Wo Bischof Stephan Ackermann durchatmet und zur Ruhe kommt

Trier · Er ist seit rund zwei Jahren der 103. Bischof von Trier und wurde im Februar vergangenen Jahres von der Deutschen Bischofskonferenz zum Missbrauchsbeauftragten der katholischen Kirche in Deutschland ernannt: Stephan Ackermann. Wo der 48-jährige Hirte von rund 1,5 Millionen Katholiken am liebsten Kraft tankt, davon berichtet er in unserer Serie - vorab Exklusiv für unsere iPhone-Leser

 Bischof Stephan Ackermann schöpft immer wieder Kraft im Bischofsgarten.

Bischof Stephan Ackermann schöpft immer wieder Kraft im Bischofsgarten.

Foto: Katja Bernardy

Neulich bin ich durch die Johannisstraße gegangen, und als ich an einem Tattoo-Laden vorbeikam, stand auf der Straße ein junger Mann mit nacktem Oberkörper. Er hatte sich gerade einen tellergroßen Wolf auf den Rücken tätowieren lassen und rief mir zu: "Hallo, Herr Bischof!" Ich grüßte zurück, und wir kamen ins Gespräch. Der Mann erzählte, dass er mal Messdiener in St. Martin war und beim Weitergehen rief er mir hinterher: "Ma sieht sich!"
Das ist Trier: sympathisch, ohne Berührungsängste, lebensfroh und auch "dän Bischof", wie die Trierer sagen, gehört dazu.

Mein persönliches Lieblingswort auf Trierisch ist übrigens "Maju", was übersetzt Maria und Josef heißt und ein Stoßgebet sowie Ausdruck großer Bewunderung ist. Ein bewundernswerter und besonderer Ort in Trier ist für mich die Krypta in der Abtei St. Matthias. Sie ist kein Ort der Erholung, aber in ihrer Urtümlichkeit überwältigend.
Die Stadt ist einfach schön

Im Alltag ist der Bischofsgarten konkurrenzlos mein Lieblingsplatz: Nur zwei Schritte vom Bischofshof entfernt und ich bin in einer grünen Oase mitten in Trier. Was die Pflanzen angeht, gefallen mir vor allem der Fächer8ahorn, die beiden Ginkgobäume und die Tellerhortensien, die hier wachsen. Mein Kaplan und Sekretär Frank Kleinjohann ist Hobbygärtner und kümmert sich neben der Gärtnerei Melchisedech in seiner Freizeit um den Garten. Wo ich mich innerhalb meines ganz persönlichen Rastplatzes am liebsten aufhalte, variiert mit der Tageszeit und dem Stand der Sonne: Mal sitze ich auf einer Holzbank und schaue dem Spiel der Blätter in den Bäumen zu, mal gehe ich beim Brevier-Beten um die Wiese, die ungefähr ein Drittel so groß ist wie ein Fußballfeld und kann dabei so richtig durchatmen, und mal schaue ich auf die Breitseite von Dom und Liebfrauenkirche.

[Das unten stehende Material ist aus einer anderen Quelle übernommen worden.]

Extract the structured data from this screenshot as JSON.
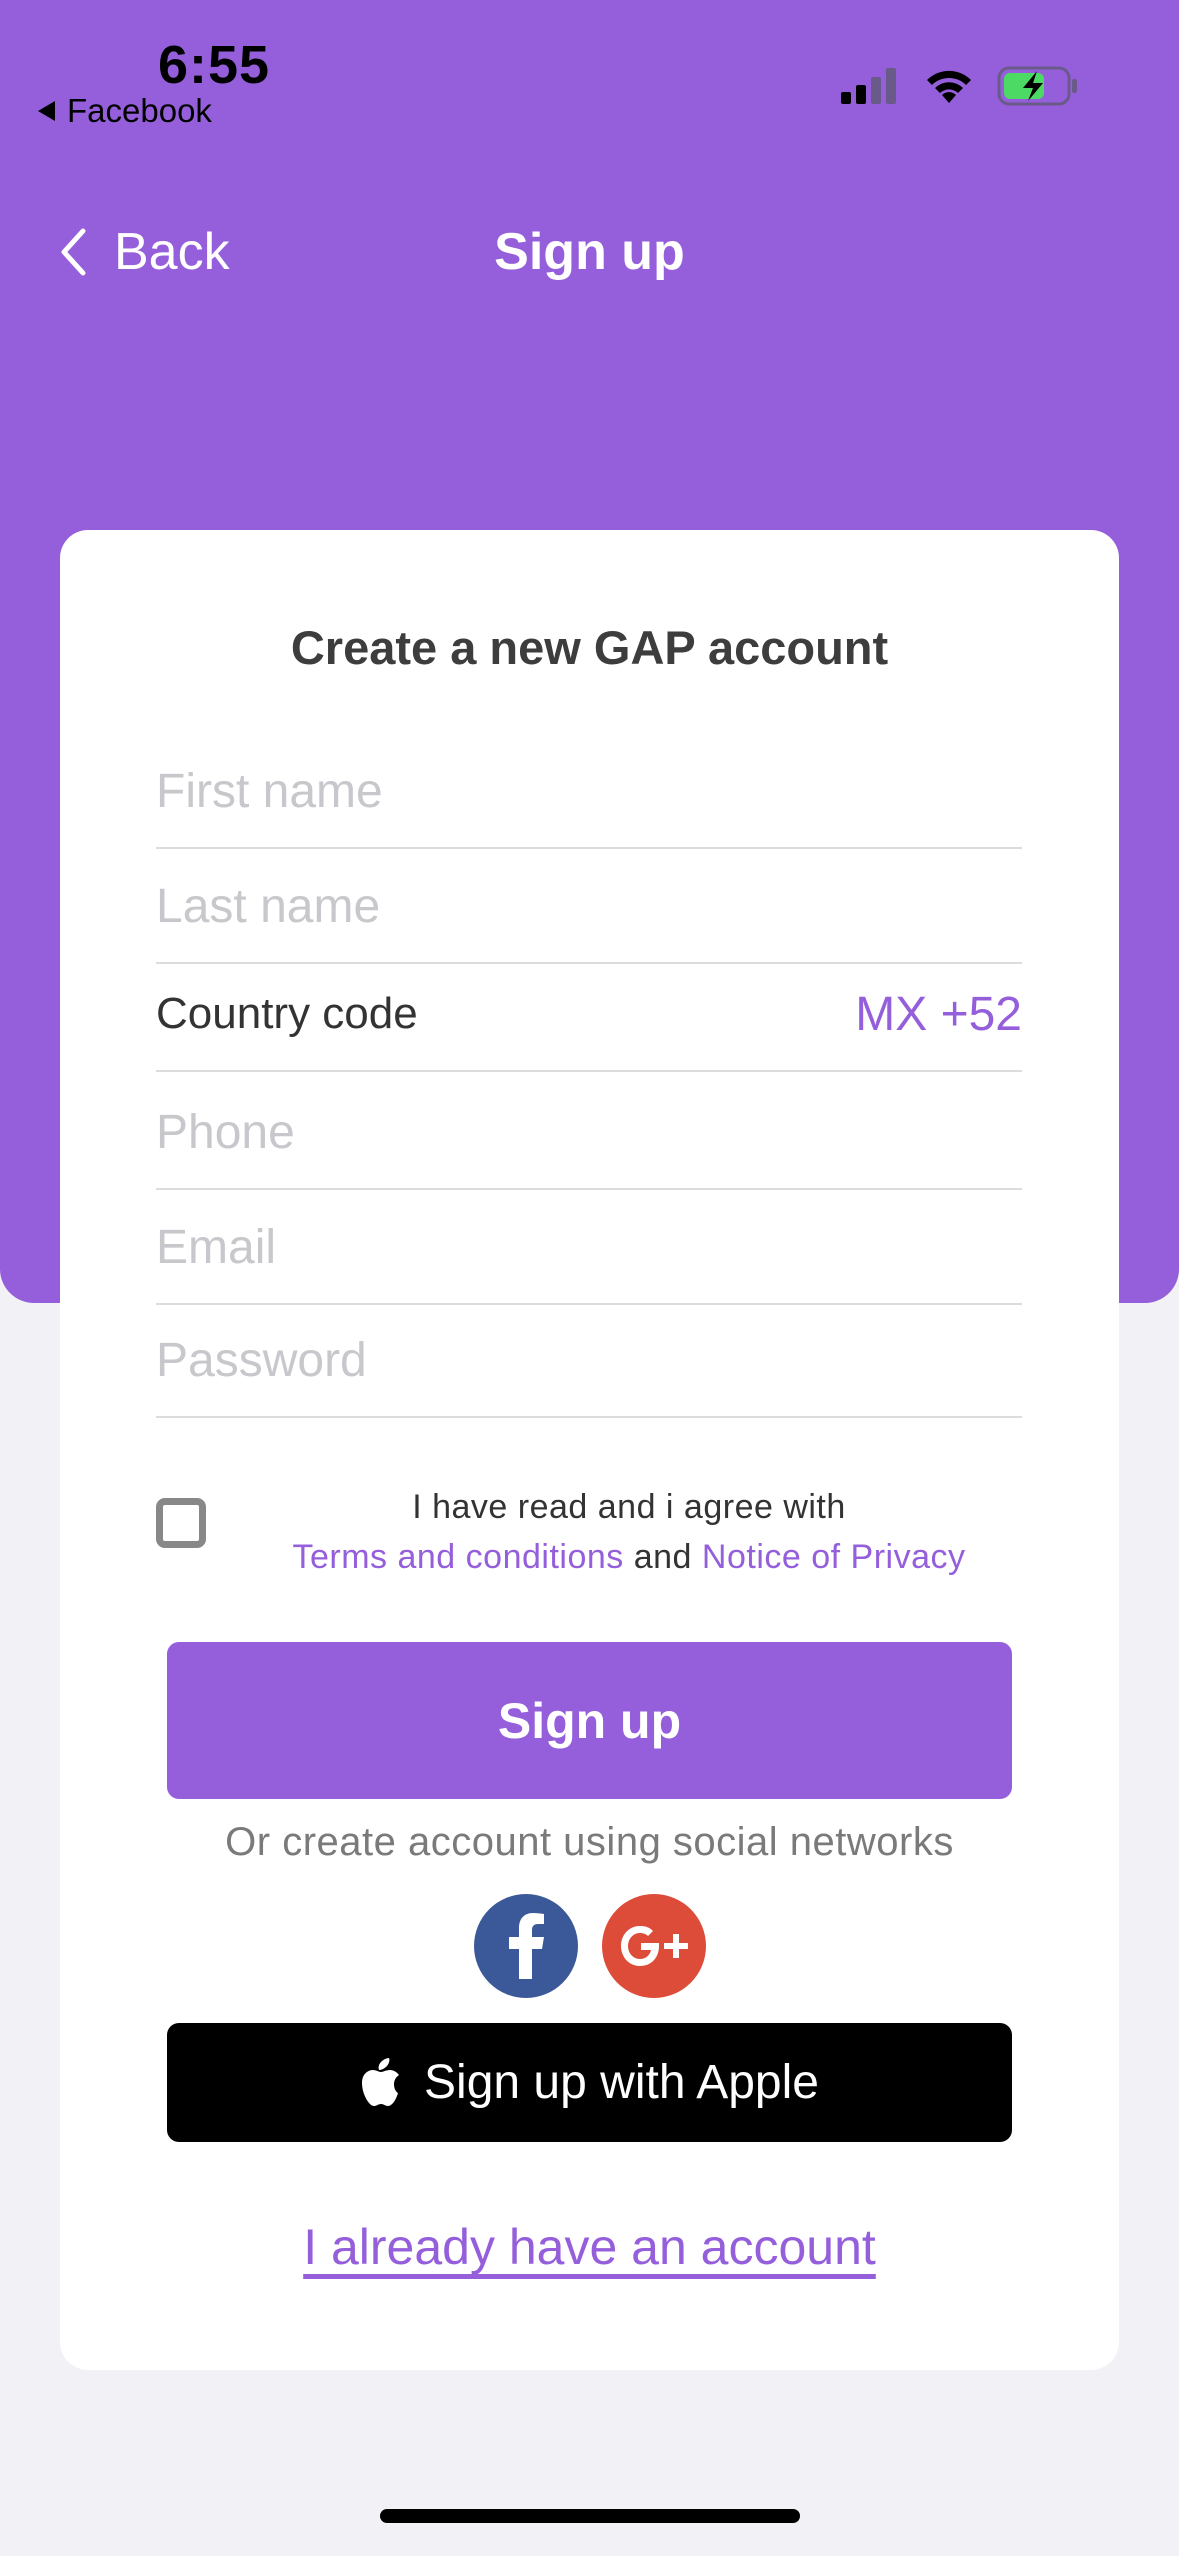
{
  "status_bar": {
    "time": "6:55",
    "back_app": "Facebook",
    "signal_icon": "cellular-signal-icon",
    "wifi_icon": "wifi-icon",
    "battery_icon": "battery-charging-icon"
  },
  "nav": {
    "back_label": "Back",
    "title": "Sign up"
  },
  "form": {
    "heading": "Create a new GAP account",
    "first_name": {
      "placeholder": "First name",
      "value": ""
    },
    "last_name": {
      "placeholder": "Last name",
      "value": ""
    },
    "country_code": {
      "label": "Country code",
      "value": "MX +52"
    },
    "phone": {
      "placeholder": "Phone",
      "value": ""
    },
    "email": {
      "placeholder": "Email",
      "value": ""
    },
    "password": {
      "placeholder": "Password",
      "value": ""
    },
    "agree": {
      "checked": false,
      "text": "I have read and i agree with",
      "terms_link": "Terms and conditions",
      "conjunction": "and",
      "privacy_link": "Notice of Privacy"
    },
    "signup_button": "Sign up",
    "social_text": "Or create account using social networks",
    "social": [
      "facebook-icon",
      "google-plus-icon"
    ],
    "apple_button": "Sign up with Apple",
    "already_account_link": "I already have an account"
  },
  "colors": {
    "accent": "#955fdb",
    "background": "#f2f1f6",
    "facebook": "#3b5998",
    "google": "#dd4b39"
  }
}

Und bei einem Blick auf die Reste der ehemaligen antiken Südbasilika, die in meinem Garten stehen, sehe ich die
Brandspuren, die der Normanneneinfall im April 882 an Gründonnerstag am Mauerwerk hinterlassen hat. Das gibt mir dann Gelassenheit, zeigt es doch, dass die Kirche schon so vieles ausgehalten und überstanden hat.
Apropos Kartage: Ein Erlebnis als Jugendlicher während der Karwoche 1981 hat meinen Entschluss, Priester zu werden, besiegelt. Nach einer Nachtwanderung mit meditativen Elementen, die wir in meiner Heimatpfarrei Nickenich organisiert hatten, wusste ich, dass ich nach dem Abitur am Kurfürst-Salentin-Gymnasium in Andernach Theologie und Philosophie studieren wollte. Dabei spielte auch die Einheit von Beruf und Leben eine wichtige Rolle: Ich konnte mir nie vorstellen, acht Stunden einen Beruf auszuüben und danach Feierabend zu machen, sondern ich wollte einen Beruf, der mich ganz ausfüllt. Daran, Bischof zu werden, habe ich nie gezielt gedacht, allenfalls vielleicht, wie ich in dieser Rolle in der ein oder anderen Frage handeln würde, habe ich mir manchmal überlegt.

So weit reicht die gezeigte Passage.